Analyse 2018-10

En cette période de vacances, certains ménages n’attendent qu’une chose, faire de bonnes affaires ! À l’horizon, des soldes à profusion!  L’occasion pour les familles de s’approvisionner en vêtements à moindre coût. Mais à quel prix pour la société ? « Couples et Familles » fait le point sur la question.

Une consommation et production en masse

Que ce soit lors des soldes, de promotions en magasin, ou lors du « Black Friday », nombreuses sont les familles qui se ruent dans les magasins de vêtements pour faire le plein. En effet, les vêtements font partie des articles les plus vendus à ces différentes occasions [1]. Et cela n’est pas étonnant ! Ces évènements sont propices à la surconsommation, de nombreux articles textiles sont proposés à des prix dérisoires.
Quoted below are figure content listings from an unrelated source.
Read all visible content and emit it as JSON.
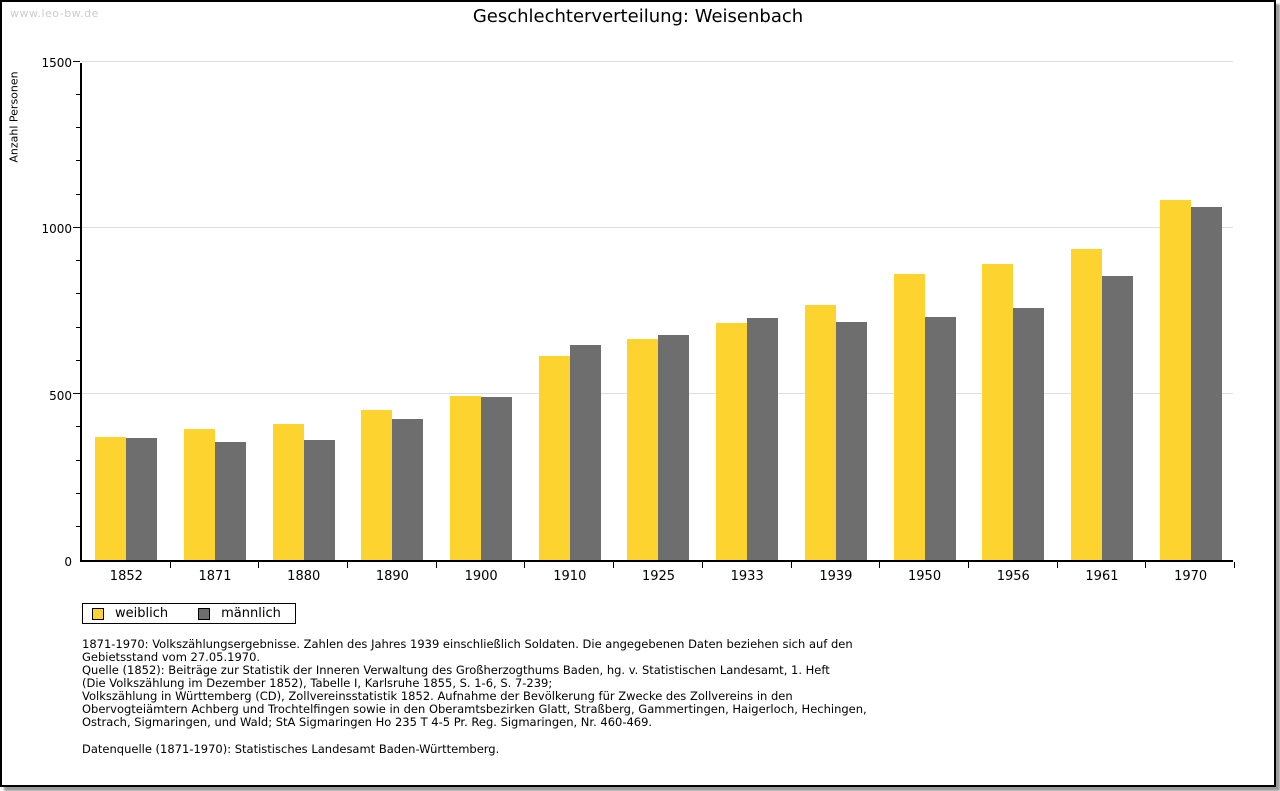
{
  "watermark": "www.leo-bw.de",
  "title": "Geschlechterverteilung: Weisenbach",
  "legend": {
    "female": "weiblich",
    "male": "männlich"
  },
  "colors": {
    "female": "#FCD32F",
    "male": "#6E6E6E",
    "gridline": "#DEDEDE",
    "axis": "#000000",
    "watermark": "#CCCCCC"
  },
  "chart_data": {
    "type": "bar",
    "title": "Geschlechterverteilung: Weisenbach",
    "xlabel": "",
    "ylabel": "Anzahl Personen",
    "categories": [
      "1852",
      "1871",
      "1880",
      "1890",
      "1900",
      "1910",
      "1925",
      "1933",
      "1939",
      "1950",
      "1956",
      "1961",
      "1970"
    ],
    "series": [
      {
        "name": "weiblich",
        "color": "#FCD32F",
        "values": [
          371,
          394,
          409,
          450,
          494,
          614,
          665,
          713,
          768,
          860,
          890,
          935,
          1083
        ]
      },
      {
        "name": "männlich",
        "color": "#6E6E6E",
        "values": [
          367,
          355,
          361,
          423,
          489,
          645,
          677,
          727,
          715,
          732,
          757,
          855,
          1062
        ]
      }
    ],
    "ylim": [
      0,
      1500
    ],
    "ytick_major": 500,
    "ytick_minor": 100,
    "ytick_labels": [
      "0",
      "500",
      "1000",
      "1500"
    ],
    "grid": true,
    "legend_position": "bottom-left"
  },
  "notes": {
    "lines": [
      "1871-1970: Volkszählungsergebnisse. Zahlen des Jahres 1939 einschließlich Soldaten. Die angegebenen Daten beziehen sich auf den",
      "Gebietsstand vom 27.05.1970.",
      "Quelle (1852): Beiträge zur Statistik der Inneren Verwaltung des Großherzogthums Baden, hg. v. Statistischen Landesamt, 1. Heft",
      "(Die Volkszählung im Dezember 1852), Tabelle I, Karlsruhe 1855, S. 1-6, S. 7-239;",
      "Volkszählung in Württemberg (CD), Zollvereinsstatistik 1852. Aufnahme der Bevölkerung für Zwecke des Zollvereins in den",
      "Obervogteiämtern Achberg und Trochtelfingen sowie in den Oberamtsbezirken Glatt, Straßberg, Gammertingen, Haigerloch, Hechingen,",
      "Ostrach, Sigmaringen, und Wald; StA Sigmaringen Ho 235 T 4-5 Pr. Reg. Sigmaringen, Nr. 460-469."
    ],
    "data_source": "Datenquelle (1871-1970): Statistisches Landesamt Baden-Württemberg."
  }
}
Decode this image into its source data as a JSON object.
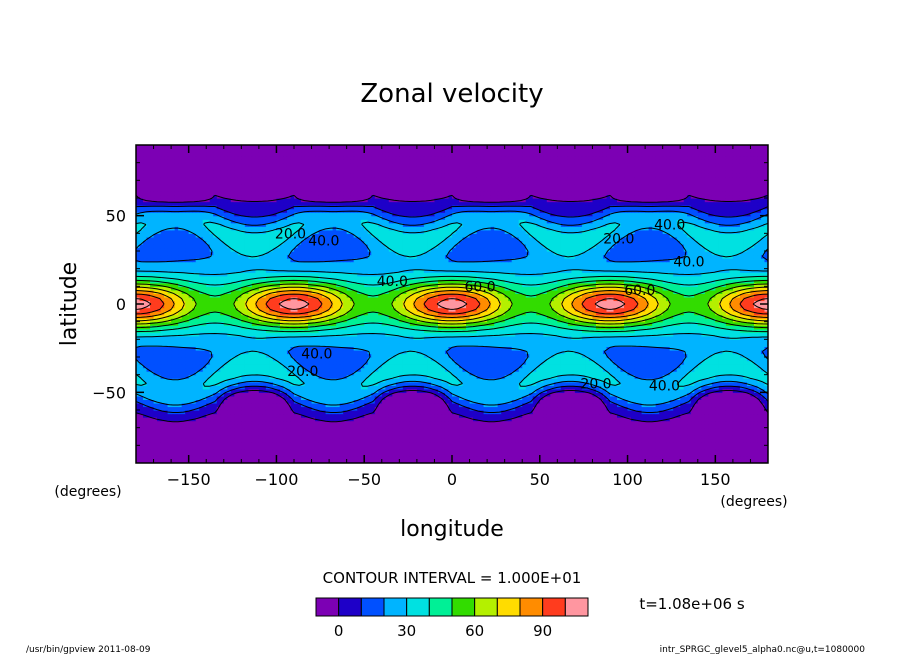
{
  "chart_data": {
    "type": "heatmap",
    "subtype": "filled-contour",
    "title": "Zonal velocity",
    "xlabel": "longitude",
    "ylabel": "latitude",
    "x_unit": "(degrees)",
    "y_unit": "(degrees)",
    "xlim": [
      -180,
      180
    ],
    "ylim": [
      -90,
      90
    ],
    "xticks": [
      -150,
      -100,
      -50,
      0,
      50,
      100,
      150
    ],
    "yticks": [
      50,
      0,
      -50
    ],
    "contour_interval_text": "CONTOUR INTERVAL = 1.000E+01",
    "time_text": "t=1.08e+06 s",
    "levels": [
      -10,
      0,
      10,
      20,
      30,
      40,
      50,
      60,
      70,
      80,
      90,
      100,
      110
    ],
    "level_colors": [
      "#7c00b4",
      "#1e00c8",
      "#0050ff",
      "#00b4ff",
      "#00e1e1",
      "#00f096",
      "#32dc00",
      "#b4f000",
      "#ffdc00",
      "#ff8c00",
      "#ff3c1e",
      "#ff96a0"
    ],
    "colorbar_ticks": [
      0,
      30,
      60,
      90
    ],
    "field_model": {
      "wave_number": 4,
      "equatorial_jet": {
        "mean": 50,
        "amplitude": 30,
        "phase_center_lon": 0,
        "peak_lons": [
          -180,
          -90,
          0,
          90,
          180
        ],
        "minimum_lons": [
          -135,
          -45,
          45,
          135
        ]
      },
      "midlatitude_minimum_value": -5,
      "midlatitude_minimum_lats": [
        60,
        -55
      ]
    },
    "contour_labels": [
      {
        "text": "20.0",
        "lon": -92,
        "lat": 40
      },
      {
        "text": "40.0",
        "lon": -73,
        "lat": 36
      },
      {
        "text": "40.0",
        "lon": -34,
        "lat": 13
      },
      {
        "text": "60.0",
        "lon": 16,
        "lat": 10
      },
      {
        "text": "20.0",
        "lon": 95,
        "lat": 37
      },
      {
        "text": "40.0",
        "lon": 124,
        "lat": 45
      },
      {
        "text": "40.0",
        "lon": 135,
        "lat": 24
      },
      {
        "text": "60.0",
        "lon": 107,
        "lat": 8
      },
      {
        "text": "40.0",
        "lon": -77,
        "lat": -28
      },
      {
        "text": "20.0",
        "lon": -85,
        "lat": -38
      },
      {
        "text": "20.0",
        "lon": 82,
        "lat": -45
      },
      {
        "text": "40.0",
        "lon": 121,
        "lat": -46
      }
    ]
  },
  "footer": {
    "left": "/usr/bin/gpview  2011-08-09",
    "right": "intr_SPRGC_glevel5_alpha0.nc@u,t=1080000"
  }
}
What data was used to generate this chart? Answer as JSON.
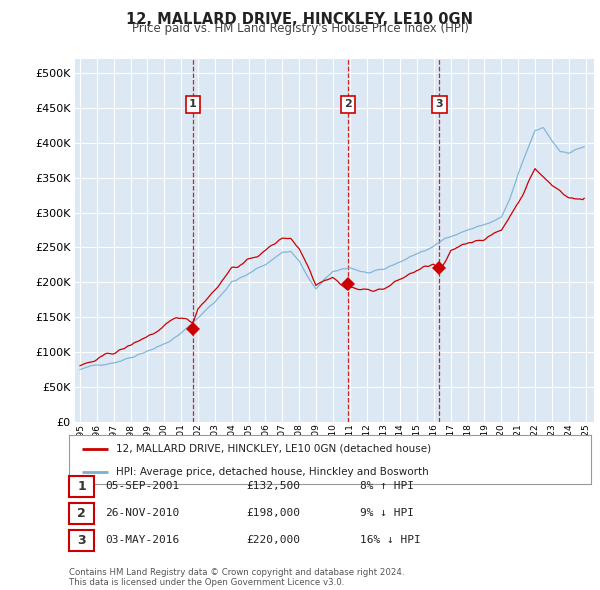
{
  "title": "12, MALLARD DRIVE, HINCKLEY, LE10 0GN",
  "subtitle": "Price paid vs. HM Land Registry's House Price Index (HPI)",
  "plot_bg": "#dce9f5",
  "fig_bg": "#ffffff",
  "grid_color": "#ffffff",
  "hpi_color": "#7ab0d4",
  "price_color": "#cc0000",
  "sales": [
    {
      "label": "1",
      "date": "05-SEP-2001",
      "price": 132500,
      "pct": "8% ↑ HPI",
      "x_year": 2001.7
    },
    {
      "label": "2",
      "date": "26-NOV-2010",
      "price": 198000,
      "pct": "9% ↓ HPI",
      "x_year": 2010.9
    },
    {
      "label": "3",
      "date": "03-MAY-2016",
      "price": 220000,
      "pct": "16% ↓ HPI",
      "x_year": 2016.33
    }
  ],
  "legend_label_price": "12, MALLARD DRIVE, HINCKLEY, LE10 0GN (detached house)",
  "legend_label_hpi": "HPI: Average price, detached house, Hinckley and Bosworth",
  "footnote": "Contains HM Land Registry data © Crown copyright and database right 2024.\nThis data is licensed under the Open Government Licence v3.0.",
  "ylim": [
    0,
    520000
  ],
  "yticks": [
    0,
    50000,
    100000,
    150000,
    200000,
    250000,
    300000,
    350000,
    400000,
    450000,
    500000
  ],
  "xmin": 1994.7,
  "xmax": 2025.5
}
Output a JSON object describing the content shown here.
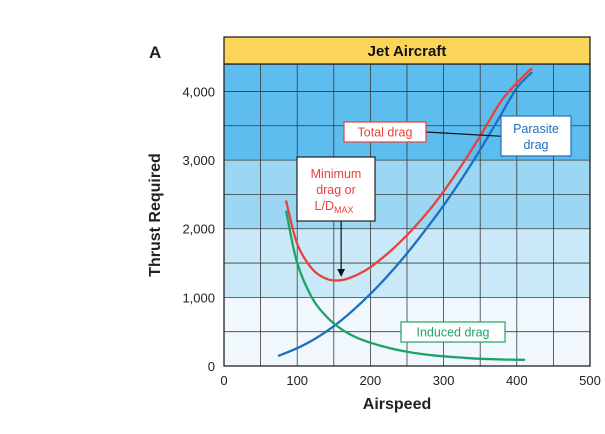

De plus, « dans les magasins de vêtements, les collections se succèdent à un rythme effarant; le phénomène appelé «fast-fashion», qui consiste à renouveler les réassorts à un rythme rapide, conduit les marques à proposer parfois jusqu’à deux collections… par semaine. » [2] Une telle production invite le consommateur qui souhaite être à la mode à acheter plus que de besoin. Kirsten Brodde, spécialiste du gaspillage textile de Greenpeace, rapporte que « beaucoup de vêtements ne sont portés que de sept à dix fois au cours de leur vie, avant d’atterrir à la poubelle, dans une benne de recyclage ou de croupir au fond d’une armoire. » [3] Cette fast-fashion n’est donc pas sans incidence sur la terre. Kirsten Brodde ajoute que « nous consommons et jetons les vêtements plus vite que la planète ne peut le supporter.» [4] « En 2014, on a dépassé pour la première fois le seuil de 100 milliards de pièces produites en une année et la branche compte sur une augmentation de 60% d’ici 2030.» [5]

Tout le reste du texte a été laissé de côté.